Durante más de un siglo Roma fue capaz de contener militarmente a sus enemigos, aunque nunca volvió a tomar la iniciativa. Pero en el año 338 se inició en Asia Central la peor sequía en 2000 años de registro dendrográfico. Una sequía que duró 40 años hasta el año 377 y que dejó sin recursos a los nómadas pastoriles de esa amplia región, que se agruparon en la confederación Huna y se desplazaron hacia el Oeste arrasándolo todo a su paso y desplazando o destruyendo a todos los pueblos en su camino. Para el año 370 los Hunos habían llegado al Norte del Mar Negro, donde procedieron a conquistar a los Alanos y a destruir y poner en fuga a los Reinos Godos. En el 395 comenzaron a atacar el imperio Romano. Quince años más tarde Roma había sido saqueada por los Visigodos y agonizaría durante medio siglo.
La confluencia de factores climáticos, epidemias, malas decisiones políticas y económicas, guerras innecesarias, gasto por encima de lo recaudado, destrucción de la moneda y extracción abusiva de la riqueza de las clases productivas para sostener a las improductivas no ocurre por casualidad. Es una constante miremos donde miremos, los reinos musulmanes de la Península, el imperio Español, el Japón de 1930, los imperios de Mesoamérica, la Isla de Pascua y muchos otros. Siempre se añade una crisis de liderazgo, que es a la vez consecuencia de la crisis y causa de su empeoramiento.
Crisis de liderazgo: Durante la crisis del siglo III, entre el 251 y el 300 Roma tuvo 31 emperadores.

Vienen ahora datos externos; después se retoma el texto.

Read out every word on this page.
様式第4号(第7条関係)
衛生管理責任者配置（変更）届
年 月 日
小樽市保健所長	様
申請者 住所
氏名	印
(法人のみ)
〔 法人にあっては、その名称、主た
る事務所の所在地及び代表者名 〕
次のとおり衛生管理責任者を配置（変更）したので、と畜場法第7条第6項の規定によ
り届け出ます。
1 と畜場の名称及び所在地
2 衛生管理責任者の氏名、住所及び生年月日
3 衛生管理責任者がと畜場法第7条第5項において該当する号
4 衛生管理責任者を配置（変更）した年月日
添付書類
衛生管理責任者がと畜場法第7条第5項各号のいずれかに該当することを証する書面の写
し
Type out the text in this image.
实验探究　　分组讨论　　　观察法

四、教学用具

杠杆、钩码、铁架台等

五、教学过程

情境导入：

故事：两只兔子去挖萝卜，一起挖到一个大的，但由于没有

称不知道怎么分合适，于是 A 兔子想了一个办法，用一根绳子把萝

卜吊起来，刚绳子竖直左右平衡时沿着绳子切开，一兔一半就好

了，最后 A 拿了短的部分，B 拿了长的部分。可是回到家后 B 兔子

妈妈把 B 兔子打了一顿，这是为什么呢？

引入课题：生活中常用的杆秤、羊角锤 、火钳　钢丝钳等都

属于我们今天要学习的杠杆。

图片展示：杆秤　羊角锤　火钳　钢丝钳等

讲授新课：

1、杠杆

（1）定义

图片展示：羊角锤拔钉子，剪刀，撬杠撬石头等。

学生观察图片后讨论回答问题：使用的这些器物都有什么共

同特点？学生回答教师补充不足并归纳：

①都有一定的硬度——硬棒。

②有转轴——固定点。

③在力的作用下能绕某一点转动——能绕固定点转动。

Los sistemas organizativos van incrementándose progresivamente en complejidad conforme se enfrentan a retos. Cada nivel de complejidad añadido supone un coste y produce un beneficio. Es una ley de los sistemas que debido a las ineficiencias ineludibles cada nivel que incrementa la complejidad presenta un mayor coste y un menor beneficio, al tiempo que hace el sistema menos robusto. Cuando la organización se ha hecho tan compleja que consume la mayoría de los recursos que se generan, el sistema deja de expandirse y entra en un estado en el cual trata de sobrevivir a las crisis mediante medidas cortoplacistas, dado que la completa regeneración del sistema es imposible de realizar por quienes se benefician de él. Es en ese estado cuando inevitablemente termina por haber una confluencia de factores que superan la capacidad del sistema y dado que no hay arreglo parcial posible, el sistema se derrumba, bien por agentes externos o internos. La aparición de un liderazgo fuerte y capaz, como el de Aureliano puede retrasar el final del sistema, pero no evitarlo.

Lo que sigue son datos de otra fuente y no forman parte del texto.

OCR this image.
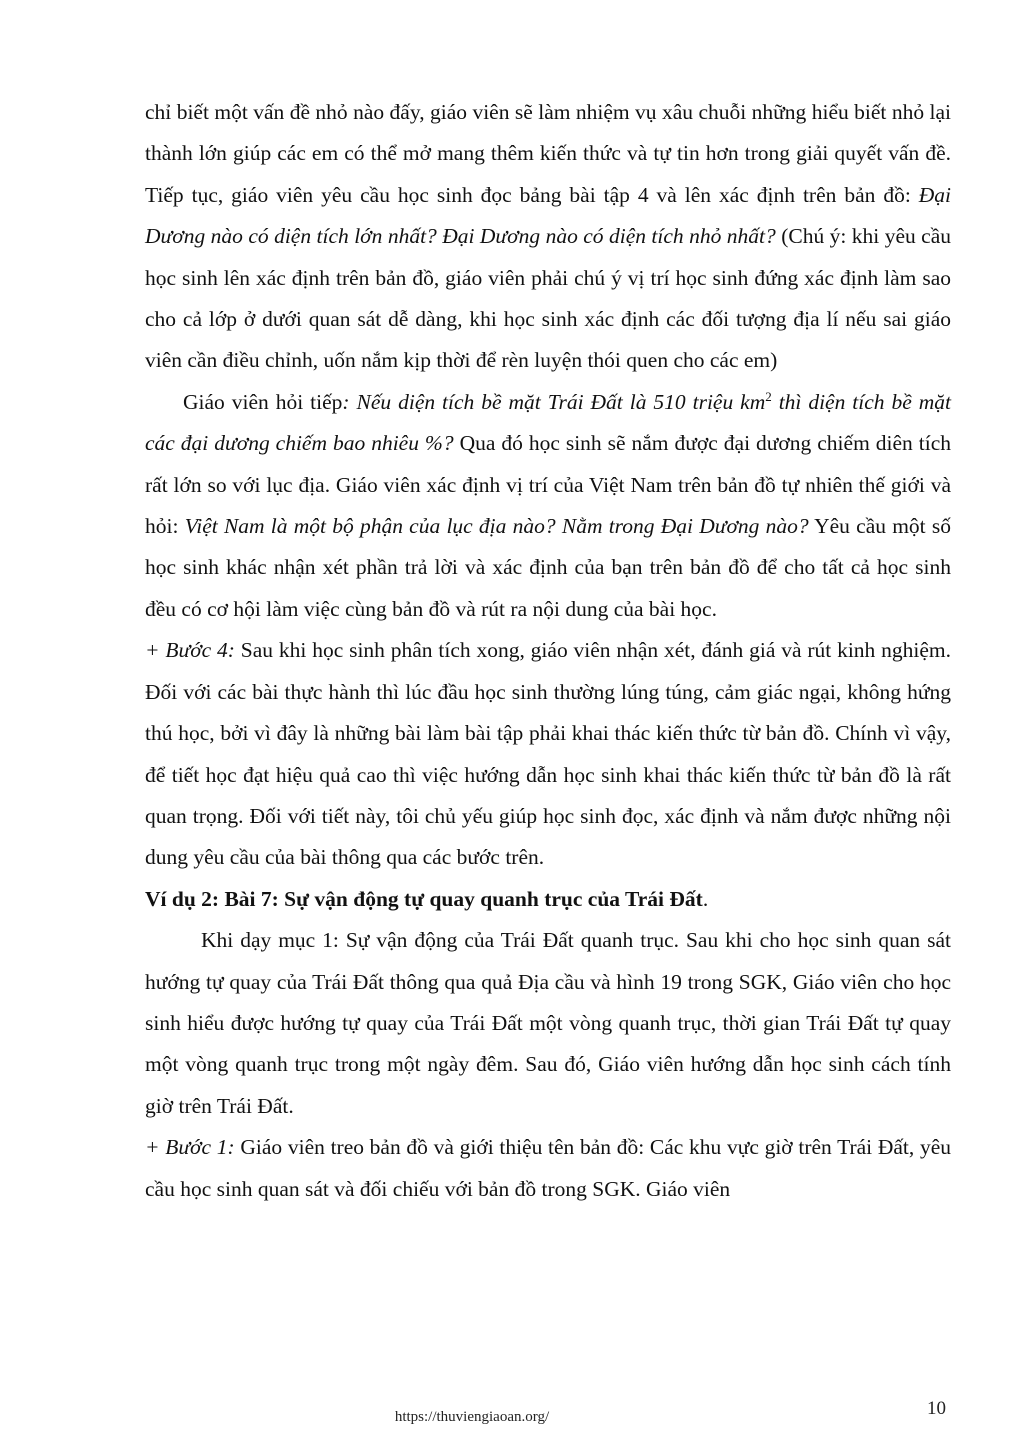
chỉ biết một vấn đề nhỏ nào đấy, giáo viên sẽ làm nhiệm vụ xâu chuỗi những hiểu biết nhỏ lại thành lớn giúp các em có thể mở mang thêm kiến thức và tự tin hơn trong giải quyết vấn đề. Tiếp tục, giáo viên yêu cầu học sinh đọc bảng bài tập 4 và lên xác định trên bản đồ: Đại Dương nào có diện tích lớn nhất? Đại Dương nào có diện tích nhỏ nhất? (Chú ý: khi yêu cầu học sinh lên xác định trên bản đồ, giáo viên phải chú ý vị trí học sinh đứng xác định làm sao cho cả lớp ở dưới quan sát dễ dàng, khi học sinh xác định các đối tượng địa lí nếu sai giáo viên cần điều chỉnh, uốn nắm kịp thời để rèn luyện thói quen cho các em)

Giáo viên hỏi tiếp: Nếu diện tích bề mặt Trái Đất là 510 triệu $km^2$ thì diện tích bề mặt các đại dương chiếm bao nhiêu %? Qua đó học sinh sẽ nắm được đại dương chiếm diên tích rất lớn so với lục địa. Giáo viên xác định vị trí của Việt Nam trên bản đồ tự nhiên thế giới và hỏi: Việt Nam là một bộ phận của lục địa nào? Nằm trong Đại Dương nào? Yêu cầu một số học sinh khác nhận xét phần trả lời và xác định của bạn trên bản đồ để cho tất cả học sinh đều có cơ hội làm việc cùng bản đồ và rút ra nội dung của bài học.

+ Bước 4: Sau khi học sinh phân tích xong, giáo viên nhận xét, đánh giá và rút kinh nghiệm. Đối với các bài thực hành thì lúc đầu học sinh thường lúng túng, cảm giác ngại, không hứng thú học, bởi vì đây là những bài làm bài tập phải khai thác kiến thức từ bản đồ. Chính vì vậy, để tiết học đạt hiệu quả cao thì việc hướng dẫn học sinh khai thác kiến thức từ bản đồ là rất quan trọng. Đối với tiết này, tôi chủ yếu giúp học sinh đọc, xác định và nắm được những nội dung yêu cầu của bài thông qua các bước trên.

Ví dụ 2: Bài 7: Sự vận động tự quay quanh trục của Trái Đất.

Khi dạy mục 1: Sự vận động của Trái Đất quanh trục. Sau khi cho học sinh quan sát hướng tự quay của Trái Đất thông qua quả Địa cầu và hình 19 trong SGK, Giáo viên cho học sinh hiểu được hướng tự quay của Trái Đất một vòng quanh trục, thời gian Trái Đất tự quay một vòng quanh trục trong một ngày đêm. Sau đó, Giáo viên hướng dẫn học sinh cách tính giờ trên Trái Đất.

+ Bước 1: Giáo viên treo bản đồ và giới thiệu tên bản đồ: Các khu vực giờ trên Trái Đất, yêu cầu học sinh quan sát và đối chiếu với bản đồ trong SGK. Giáo viên

10
https://thuviengiaoan.org/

Adivina en qué punto nos encontramos.
Henos aquí en otra encrucijada de la historia, habitando el sistema organizativo más complejo jamás diseñado y que habiendo llegado a sus límites se enfrenta a una confluencia de factores que lo ponen a prueba. En ausencia de liderazgo que retrase su final, de nosotros depende, no salvar el sistema, sino desmontarlo y reconstruirlo bajo nuevos principios, dado que el sistema no puede ser salvado. No se puede construir un sistema sostenible bajo las premisas del actual y con las estructuras del actual. Todos debemos ser anti-sistema, pero en un sentido creativo, no destructivo, concentrándonos en el sistema que debe sustituirle, porque la alternativa es, como sucedió en Roma, dejar que el nuevo sistema lo organicen los ganadores de la crisis, lo que podría producir un feudalismo moderno.
Los que no creen en la fragilidad del sistema deberían saber que actualmente el mundo tiene reservas de comida para 74 días (ver llamamiento de la ONU), y que esa cifra sigue una tendencia descendente a lo largo de la última década, donde la mitad de los años se ha consumido más comida de la que se ha producido. Las cosechas son nuestro talón de Aquiles ante el cambio climático, como lo fueron para Roma.
Bibliografía científica de los cambios climáticos que se mencionan en el artículo:
Michael McCormick et al. Journal of Interdisciplinary History, XLIII:2 (2012), 169–220
The Observer. 13 de octubre de 2012.